Ray Fisman and Tim Sullivan: The Inner Lives of Markets: How People Shape Them — And They Shape Us.
Sun, Sep 04, 2016./noise/books | LinkKindle. A pointer from Noah Smith at Bloomberg. Contrary to his brief opinion, this book is quite thin and Roth said most of it (and more) better, earlier, etc.. Fisman and Sullivan throw around many words and concepts without properly defining them (even informally) and engage in a bit too much deification for comfort. (Look, I'm as much of a fan of Kenneth Arrow as anyone, but John Quiggin, for instance, has banged on long enough about the limits of the standard equilibrium models that I found the discussion in this book to be almost misleading. I would dearly like to read a pop-sci account of those things and what has happened since 1954.)

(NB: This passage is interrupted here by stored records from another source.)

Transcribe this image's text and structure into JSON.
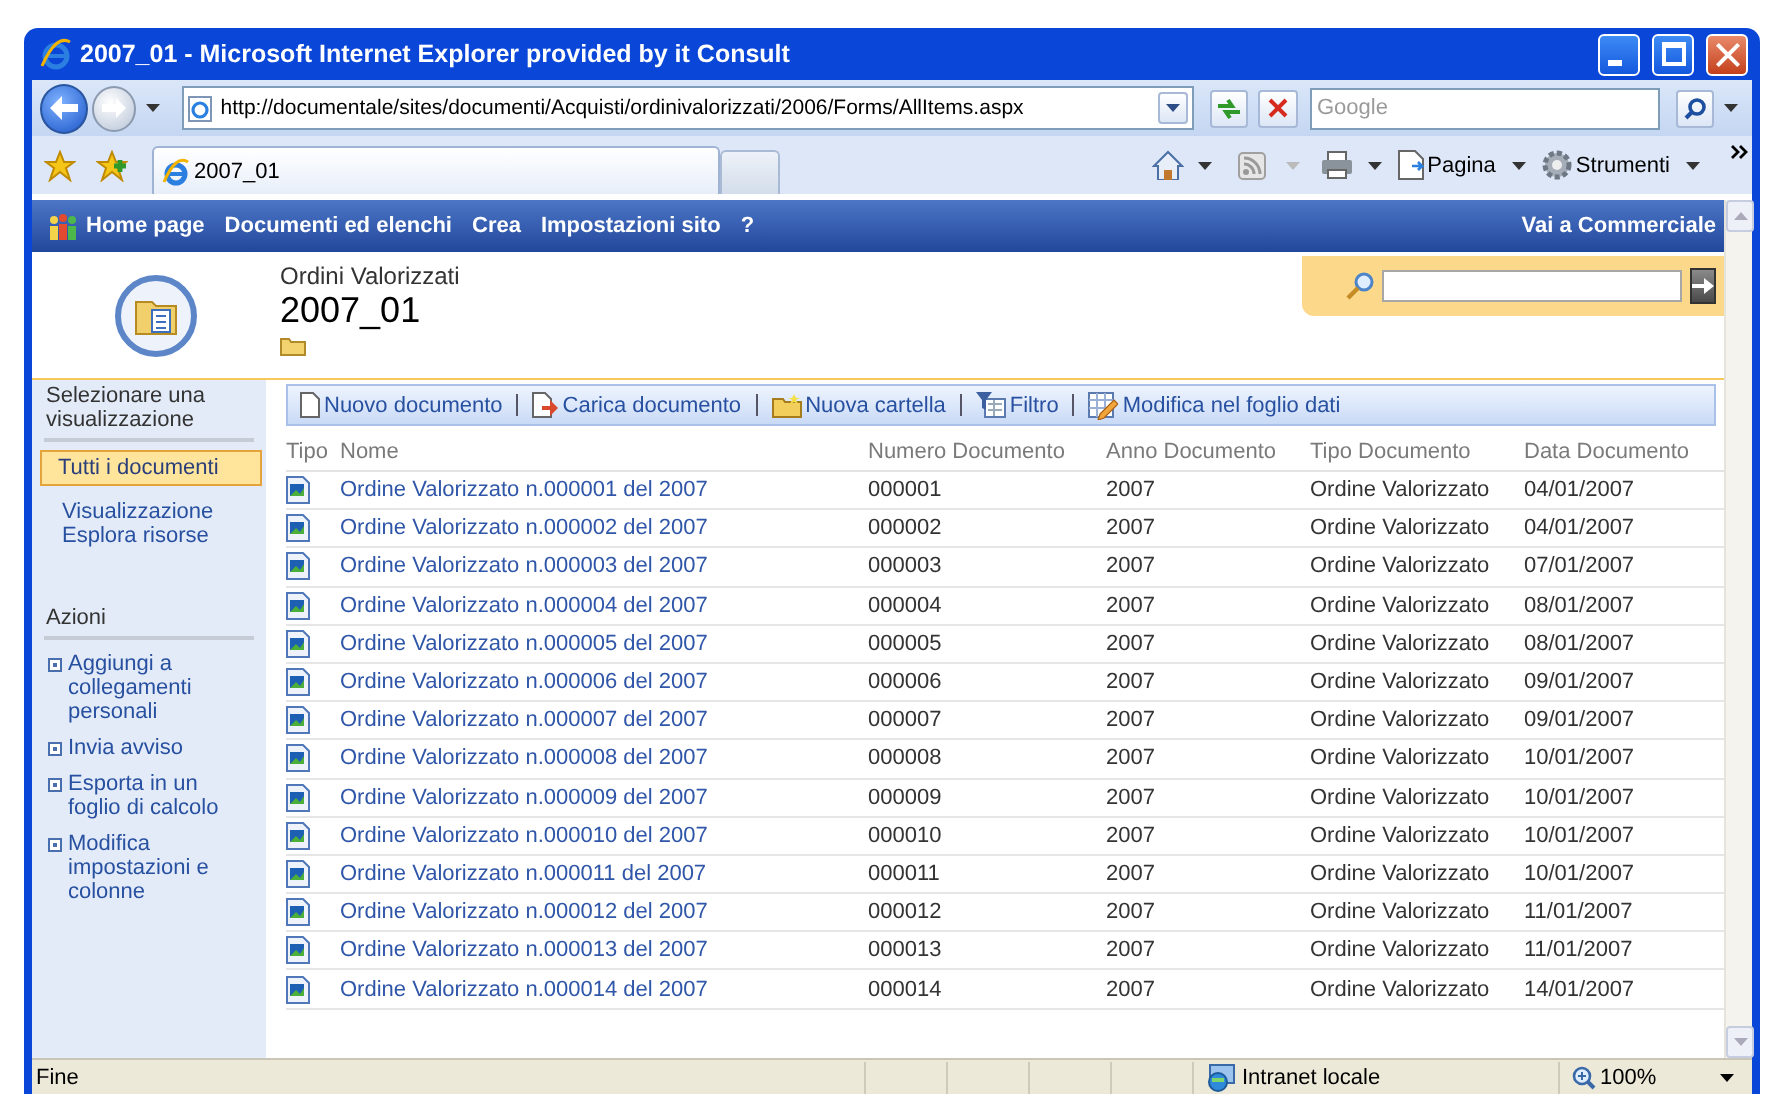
{
  "window": {
    "title": "2007_01 - Microsoft Internet Explorer provided by it Consult"
  },
  "address_bar": {
    "url": "http://documentale/sites/documenti/Acquisti/ordinivalorizzati/2006/Forms/AllItems.aspx",
    "search_placeholder": "Google"
  },
  "tabs": [
    {
      "label": "2007_01",
      "selected": true
    }
  ],
  "command_bar": {
    "items": [
      {
        "kind": "page",
        "label": "Pagina"
      },
      {
        "kind": "tools",
        "label": "Strumenti"
      }
    ]
  },
  "top_nav": {
    "items": [
      "Home page",
      "Documenti ed elenchi",
      "Crea",
      "Impostazioni sito",
      "?"
    ],
    "right_link": "Vai a Commerciale"
  },
  "header": {
    "breadcrumb": "Ordini Valorizzati",
    "title": "2007_01"
  },
  "left_nav": {
    "views_heading": "Selezionare una visualizzazione",
    "views": [
      {
        "label": "Tutti i documenti",
        "selected": true
      },
      {
        "label": "Visualizzazione Esplora risorse",
        "selected": false
      }
    ],
    "actions_heading": "Azioni",
    "actions": [
      "Aggiungi a collegamenti personali",
      "Invia avviso",
      "Esporta in un foglio di calcolo",
      "Modifica impostazioni e colonne"
    ]
  },
  "toolbar": [
    {
      "kind": "new",
      "label": "Nuovo documento"
    },
    {
      "kind": "upload",
      "label": "Carica documento"
    },
    {
      "kind": "folder",
      "label": "Nuova cartella"
    },
    {
      "kind": "filter",
      "label": "Filtro"
    },
    {
      "kind": "datasheet",
      "label": "Modifica nel foglio dati"
    }
  ],
  "table": {
    "columns": [
      "Tipo",
      "Nome",
      "Numero Documento",
      "Anno Documento",
      "Tipo Documento",
      "Data Documento"
    ],
    "rows": [
      {
        "name": "Ordine Valorizzato n.000001 del 2007",
        "number": "000001",
        "year": "2007",
        "type": "Ordine Valorizzato",
        "date": "04/01/2007"
      },
      {
        "name": "Ordine Valorizzato n.000002 del 2007",
        "number": "000002",
        "year": "2007",
        "type": "Ordine Valorizzato",
        "date": "04/01/2007"
      },
      {
        "name": "Ordine Valorizzato n.000003 del 2007",
        "number": "000003",
        "year": "2007",
        "type": "Ordine Valorizzato",
        "date": "07/01/2007"
      },
      {
        "name": "Ordine Valorizzato n.000004 del 2007",
        "number": "000004",
        "year": "2007",
        "type": "Ordine Valorizzato",
        "date": "08/01/2007"
      },
      {
        "name": "Ordine Valorizzato n.000005 del 2007",
        "number": "000005",
        "year": "2007",
        "type": "Ordine Valorizzato",
        "date": "08/01/2007"
      },
      {
        "name": "Ordine Valorizzato n.000006 del 2007",
        "number": "000006",
        "year": "2007",
        "type": "Ordine Valorizzato",
        "date": "09/01/2007"
      },
      {
        "name": "Ordine Valorizzato n.000007 del 2007",
        "number": "000007",
        "year": "2007",
        "type": "Ordine Valorizzato",
        "date": "09/01/2007"
      },
      {
        "name": "Ordine Valorizzato n.000008 del 2007",
        "number": "000008",
        "year": "2007",
        "type": "Ordine Valorizzato",
        "date": "10/01/2007"
      },
      {
        "name": "Ordine Valorizzato n.000009 del 2007",
        "number": "000009",
        "year": "2007",
        "type": "Ordine Valorizzato",
        "date": "10/01/2007"
      },
      {
        "name": "Ordine Valorizzato n.000010 del 2007",
        "number": "000010",
        "year": "2007",
        "type": "Ordine Valorizzato",
        "date": "10/01/2007"
      },
      {
        "name": "Ordine Valorizzato n.000011 del 2007",
        "number": "000011",
        "year": "2007",
        "type": "Ordine Valorizzato",
        "date": "10/01/2007"
      },
      {
        "name": "Ordine Valorizzato n.000012 del 2007",
        "number": "000012",
        "year": "2007",
        "type": "Ordine Valorizzato",
        "date": "11/01/2007"
      },
      {
        "name": "Ordine Valorizzato n.000013 del 2007",
        "number": "000013",
        "year": "2007",
        "type": "Ordine Valorizzato",
        "date": "11/01/2007"
      },
      {
        "name": "Ordine Valorizzato n.000014 del 2007",
        "number": "000014",
        "year": "2007",
        "type": "Ordine Valorizzato",
        "date": "14/01/2007"
      }
    ]
  },
  "status_bar": {
    "text": "Fine",
    "zone": "Intranet locale",
    "zoom": "100%"
  }
}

Most annoying is the flabby prose, which is sometimes so repeatedly repetitious that it feels like the authors hope to persuade the reader through percussive (concussive) repetitions and not argumentation. (Yes, these guys were aiming at Freakonomics... and missed.) I started with some hope that they would unpack the feedback effects between markets and society (coarsely put, people become more calculating and often cynical) but that final chapter is one of the weakest in the book.
They did dig up some good pointers into the auction theory literature though:
- Lawrence M. Ausubel and Paul Milgrom: The Lovely but Lonely Vickrey Auction, in Combinatorial Auctions, eds. P. Cranton, Y. Shoham, and R. Steinberg (Cambridge, MA: MIT Press, 2006).
- Michael H. Rothkopf, Thirteen Reasons Why the Vickrey-Clarke-Groves Process Is Not Practical, Operations Research 55, no. 2 (2007).